Si vous avez déjà pris l’avion avec Air France, il est tout à fait possible que votre vol ait fait l’objet d’une opération de surveillance de la NSA. Non pas parce que l’agence de renseignement américaine en avait spécifiquement après vous, mais parce qu’à bord de l’appareil se trouvaient des passagers qui passaient des appels téléphoniques avec l’extérieur.
Ce sont ces communications qui intéressent l’agence. Selon de nouveaux documents qui avaient été conservés par Edward Snowden et qu’a pu étudier Le Monde, dans le cadre d’un partenariat avec le site The Intercept, les services secrets américains ont très tôt mis en place une tactique sur la manière d’espionner les coups de fil pouvant avoir lieu dans les avions commerciaux.
Et Air France constitue un objectif. La raison ? « La CIA considère que les vols Air France et Air Mexico sont des cibles potentielles des terroristes », lit-on dans un mémo signé de l’une des principales directions de la NSA, celle qui a la responsabilité du renseignement d’origine électromagnétique (Signal Intelligence Directorate). Cet avertissement de la CIA a été émis dès 2003.

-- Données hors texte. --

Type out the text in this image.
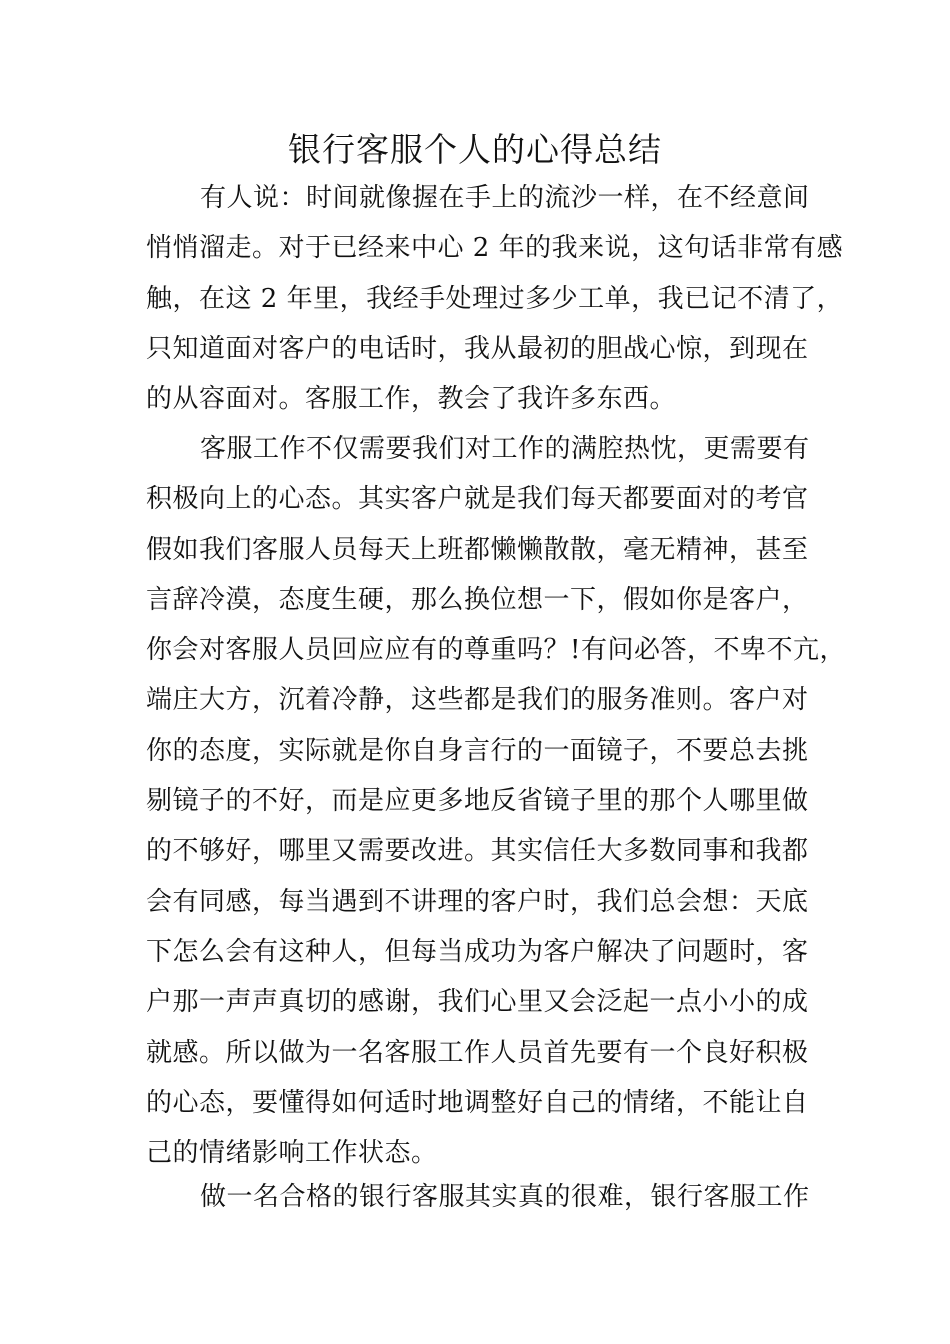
银行客服个人的心得总结
有人说：时间就像握在手上的流沙一样，在不经意间
悄悄溜走。对于已经来中心 2 年的我来说，这句话非常有感
触，在这 2 年里，我经手处理过多少工单，我已记不清了，
只知道面对客户的电话时，我从最初的胆战心惊，到现在
的从容面对。客服工作，教会了我许多东西。
客服工作不仅需要我们对工作的满腔热忱，更需要有
积极向上的心态。其实客户就是我们每天都要面对的考官
假如我们客服人员每天上班都懒懒散散，毫无精神，甚至
言辞冷漠，态度生硬，那么换位想一下，假如你是客户，
你会对客服人员回应应有的尊重吗？!有问必答，不卑不亢，
端庄大方，沉着冷静，这些都是我们的服务准则。客户对
你的态度，实际就是你自身言行的一面镜子，不要总去挑
剔镜子的不好，而是应更多地反省镜子里的那个人哪里做
的不够好，哪里又需要改进。其实信任大多数同事和我都
会有同感，每当遇到不讲理的客户时，我们总会想：天底
下怎么会有这种人，但每当成功为客户解决了问题时，客
户那一声声真切的感谢，我们心里又会泛起一点小小的成
就感。所以做为一名客服工作人员首先要有一个良好积极
的心态，要懂得如何适时地调整好自己的情绪，不能让自
己的情绪影响工作状态。
做一名合格的银行客服其实真的很难，银行客服工作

La mise en garde a visiblement bien été intégrée par la NSA puisqu’en 2005, le nom de la compagnie française apparaît dans des documents de l’agence au sujet d’un programme de « traque des avions civils dans le monde entier ». On le devine : il s’agit d’éviter qu’un nouveau scénario d’attentat comme celui qu’ont connu les États-Unis le 11 septembre 2001 ne puisse se reproduire.
Traque des avions civils dans le monde entier
Interrogé sur la légalité d’une telle surveillance, le service juridique de la NSA a donné son feu vert : « il n’y a aucun problème légal pour cibler les avions de ces deux compagnies à l’étranger ». Et d’ajouter que la surveillance devrait être renforcée lorsque ces vols sont sur le point d’entrer en Amérique : « Ils devraient être sous la plus haute surveillance dès qu’ils entrent dans l’espace aérien américain ».
Les documents montrent que la collecte des informations se fait « quasiment en temps réel ». La captation se fait sans aucun problème lorsque l’avion se trouve à son altitude de croisière : le signal passe d’abord du téléphone au satellite avant d’être dirigé vers le sol. C’est à ce moment-là que l’interception se fait, via des stations secrètes appartenant à la NSA ou à des structures partenaires.
Il suffit que le téléphone soit allumé pour le localiser et les informations qui sont captées peuvent ensuite être croisées avec le registre des listes de passagers et les numéros des avions, ce qui permet d’identifier celui qui passe le coup de fil. La possibilité la plus spectaculaire reste la perturbation à distance du mobile pour forcer l’usager à le redémarrer.
Le passager ne soupçonne pas qu’en redémarrant le téléphone, il communique alors aux agents des services secrets un certain nombre d’informations, comme ses identifiants.
Le ciel pourrait appartenir à la NSA
De nombreuses autres compagnies aériennes sont concernées, essentiellement celles du Moyen-Orient comme Etihad Airways, Qatar Airways, Saudi Airlines ou Oman Air. Mais on trouve aussi une compagnie russe, Aeroflot. Plus généralement, le GCHQ, qui est la version britannique de la NSA, notait qu’en 2012 pas moins de 27 compagnies permettaient à leurs passagers d’utiliser un téléphone portable ou étaient sur le point de l’autoriser.
Et si le terrorisme a été le principe moteur de ce programme de surveillance aérienne, il est très vite apparu qu’on pouvait l’étendre à d’autres problématiques : lutte contre le trafic de drogue, espionnage des délégations étrangères, contrôle de la prolifération nucléaire, écoute des conversations d’hommes d’affaires et ainsi de suite. Après tout, « ils utilisent tous leur téléphone portable lorsqu’ils sont dans un avion », note la NSA.
Si certaines compagnies étaient plus étroitement surveillées que d’autres, l’objectif global de la NSA est de se rendre maître du ciel et donc de pouvoir tout écouter à 10 000 mètres d’altitude. C’est en tout cas ce qui est ressorti d’une lettre d’information interne datée de 2009. Dans celle-ci, l’agence américaine écrivait non sans ambition que « le ciel pourrait appartenir à la NSA ».